Single Market Performance Report

The 2019 Single Market Performance Report is an in-depth report of the European Union's Single Market from the perspective of economic outcomes. It deals with goods and service markets and competition on those markets. It also has a closer look at energy, infrastructure and the environment, public procurement, digital markets and capital markets.

The Single Market ranks at the top among the greatest accomplishments of European integration. For over 25 years, it has been delivering growth, jobs, legal certainty to business, a wide choice of safe products to consumers and guaranteeing the free movement to EU citizens within Member States. It is part of our daily life, interweaving the activities of businesses and consumers across borders. The Single Market and its benefits should not be taken for granted: without the Single Market, the EU GDP would be 8.5 percent lower than it is today.

What are the key findings of the SMPR 2019?

The key findings of the report include the following points:

  • Goods markets present a high level of integration. Services markets present the highest potential for further integration, but regulatory barriers still hamper integration.
  • In some sectors, weak competition prevents consumers and businesses from reaping the full benefits from the Single Market.
  • The Single Market is contributing significantly to the digitalisation of Europe's economy but its lasting performance requires the reinforcement and further development of the current digital ecosystem.
  • Significant progress has been achieved in the integration of energy markets, but cross-border energy trade and competition in energy markets must be improved.
  • Ensuring high standards of environmental protection and product safety is a major component of the performance of the Single Market spanning over a broad range of economic activities. The size and importance of the Single Market gives Europe a high profile and influence on global issues such as climate protection and the respect of the rule of law and human rights.
  • At the core of the Single Market, standardisation plays a key role to further the EU sustainable development agenda.
  • The Single Market has gone a long way in integrating public procurement across Europe, but the performance in public procurement could still be improved.
  • The Single Market provides a stable and predictable environment for businesses that can provide a safe-harbour to carry out operations internally and across the globe. 
  • The size and importance of the Single Market give Europe a high profile and influence on global issues such as climate protection and the respect of the rule of law and human rights.

Why is the Single Market Performance report now part of the Autumn package?

The consideration of cross-border activities in the Single Market will help better understand the spillover effects of national policy measures and the impact of structural reforms, not just at the domestic level but also for the Union as a whole.
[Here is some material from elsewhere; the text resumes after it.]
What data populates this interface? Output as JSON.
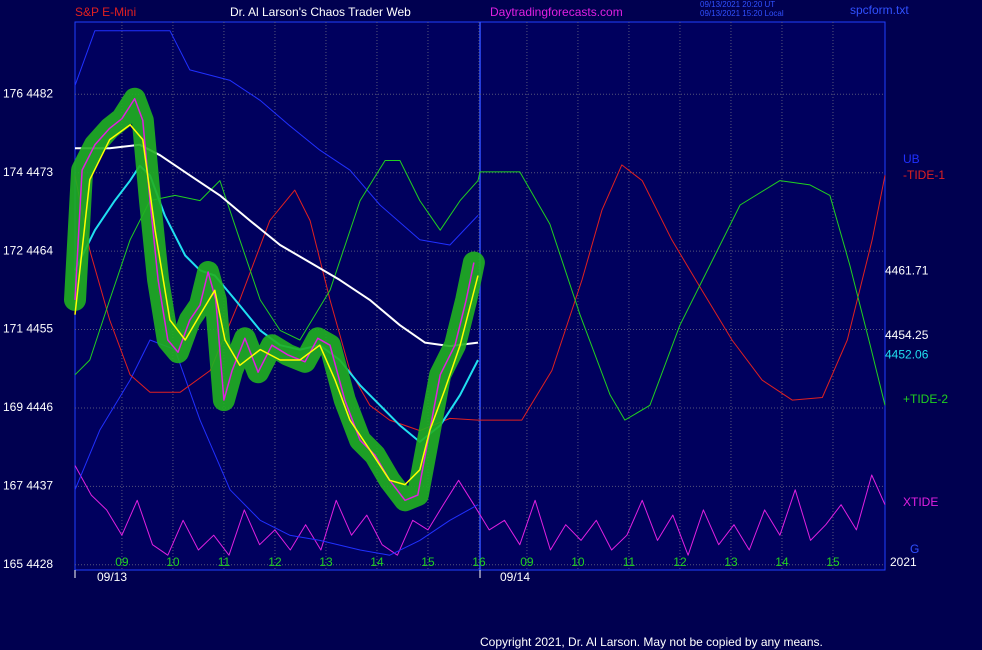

While the Semester country reports and country-specific recommendations focus on Member States, this report takes a broader EU level perspective and zooms on the Single Market's overall deliverables.
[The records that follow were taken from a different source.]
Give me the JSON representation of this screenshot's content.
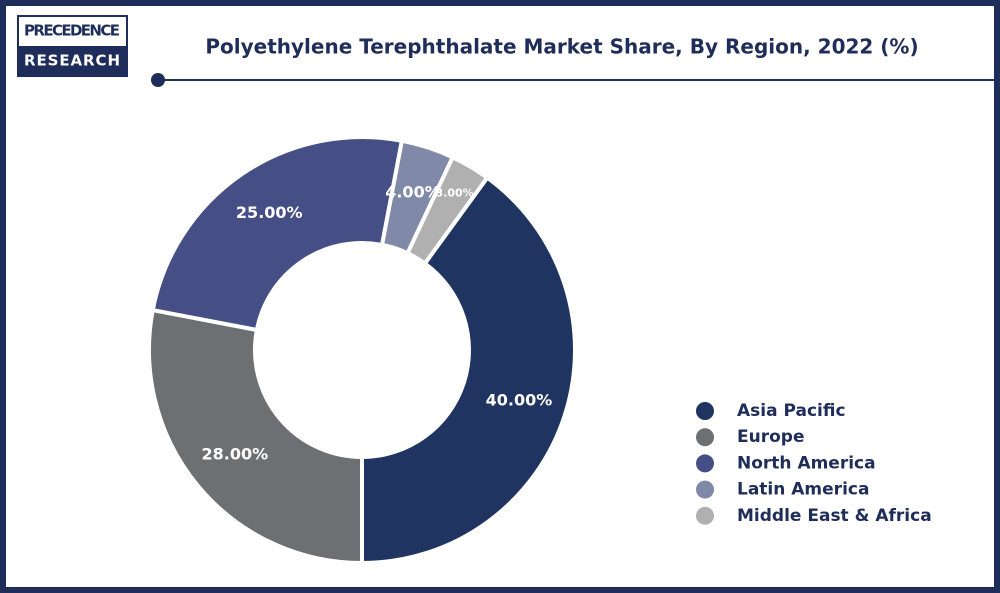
{
  "brand": [
    "PRECEDENCE",
    "RESEARCH"
  ],
  "chart_data": {
    "type": "donut",
    "title": "Polyethylene Terephthalate Market Share, By Region, 2022 (%)",
    "categories": [
      "Asia Pacific",
      "Europe",
      "North America",
      "Latin America",
      "Middle East & Africa"
    ],
    "values": [
      40,
      28,
      25,
      4,
      3
    ],
    "value_labels": [
      "40.00%",
      "28.00%",
      "25.00%",
      "4.00%",
      "3.00%"
    ],
    "colors": [
      "#1f3461",
      "#6d7073",
      "#454f85",
      "#8189a8",
      "#b0b0b0"
    ],
    "legend": "right"
  }
}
Annual Monitoring Report on the Structural Reform Support Programme

What is the Annual Monitoring Report on the Structural Reform Support Programme? How does it fit into the European Semester?

The Structural Reform Support Programme entered into force in May 2017 and has a budget of €222.8 million until 2020. It provides tailor-made expertise on the practical aspects of reforms in Member States. The programme is available to all EU Member States upon their request.
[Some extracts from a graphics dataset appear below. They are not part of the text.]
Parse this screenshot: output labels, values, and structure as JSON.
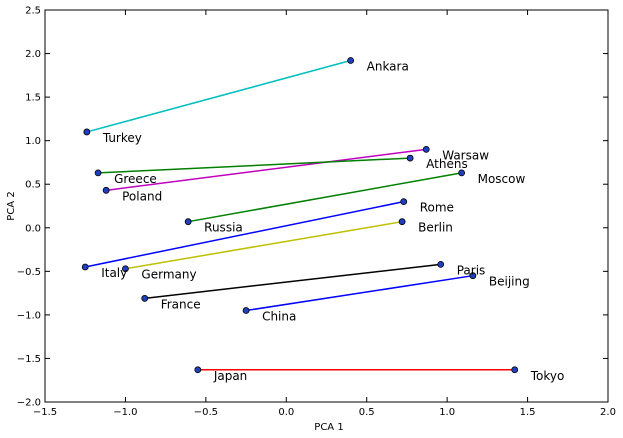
{
  "chart_data": {
    "type": "scatter",
    "title": "",
    "xlabel": "PCA 1",
    "ylabel": "PCA 2",
    "xlim": [
      -1.5,
      2.0
    ],
    "ylim": [
      -2.0,
      2.5
    ],
    "xticks": [
      -1.5,
      -1.0,
      -0.5,
      0.0,
      0.5,
      1.0,
      1.5,
      2.0
    ],
    "xtick_labels": [
      "−1.5",
      "−1.0",
      "−0.5",
      "0.0",
      "0.5",
      "1.0",
      "1.5",
      "2.0"
    ],
    "yticks": [
      -2.0,
      -1.5,
      -1.0,
      -0.5,
      0.0,
      0.5,
      1.0,
      1.5,
      2.0,
      2.5
    ],
    "ytick_labels": [
      "−2.0",
      "−1.5",
      "−1.0",
      "−0.5",
      "0.0",
      "0.5",
      "1.0",
      "1.5",
      "2.0",
      "2.5"
    ],
    "grid": false,
    "marker_color": "#1f3fbf",
    "points": [
      {
        "label": "Ankara",
        "x": 0.4,
        "y": 1.92
      },
      {
        "label": "Turkey",
        "x": -1.24,
        "y": 1.1
      },
      {
        "label": "Warsaw",
        "x": 0.87,
        "y": 0.9
      },
      {
        "label": "Athens",
        "x": 0.77,
        "y": 0.8
      },
      {
        "label": "Greece",
        "x": -1.17,
        "y": 0.63
      },
      {
        "label": "Poland",
        "x": -1.12,
        "y": 0.43
      },
      {
        "label": "Moscow",
        "x": 1.09,
        "y": 0.63
      },
      {
        "label": "Russia",
        "x": -0.61,
        "y": 0.07
      },
      {
        "label": "Rome",
        "x": 0.73,
        "y": 0.3
      },
      {
        "label": "Italy",
        "x": -1.25,
        "y": -0.45
      },
      {
        "label": "Berlin",
        "x": 0.72,
        "y": 0.07
      },
      {
        "label": "Germany",
        "x": -1.0,
        "y": -0.47
      },
      {
        "label": "Paris",
        "x": 0.96,
        "y": -0.42
      },
      {
        "label": "France",
        "x": -0.88,
        "y": -0.81
      },
      {
        "label": "Beijing",
        "x": 1.16,
        "y": -0.55
      },
      {
        "label": "China",
        "x": -0.25,
        "y": -0.95
      },
      {
        "label": "Tokyo",
        "x": 1.42,
        "y": -1.63
      },
      {
        "label": "Japan",
        "x": -0.55,
        "y": -1.63
      }
    ],
    "segments": [
      {
        "from": "Turkey",
        "to": "Ankara",
        "color": "#00bfbf"
      },
      {
        "from": "Poland",
        "to": "Warsaw",
        "color": "#bf00bf"
      },
      {
        "from": "Greece",
        "to": "Athens",
        "color": "#008000"
      },
      {
        "from": "Russia",
        "to": "Moscow",
        "color": "#008000"
      },
      {
        "from": "Italy",
        "to": "Rome",
        "color": "#0000ff"
      },
      {
        "from": "Germany",
        "to": "Berlin",
        "color": "#bfbf00"
      },
      {
        "from": "France",
        "to": "Paris",
        "color": "#000000"
      },
      {
        "from": "China",
        "to": "Beijing",
        "color": "#0000ff"
      },
      {
        "from": "Japan",
        "to": "Tokyo",
        "color": "#ff0000"
      }
    ]
  }
}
The Commission monitors how support measures financed by the programme are implemented and provides an annual monitoring report for each year of the implementation. In 2018, 146 requests from 24 Member States were selected for funding from the programme. 93% relate directly to the strategic priorities of the EU such as the implementation of reform challenges highlighted in the European Semester process; implementation of Union priorities, including the establishment of a capital markets union, a digital single market and an energy union); and EU law. The remaining 7% are linked to the implementation of Member States' own reforms.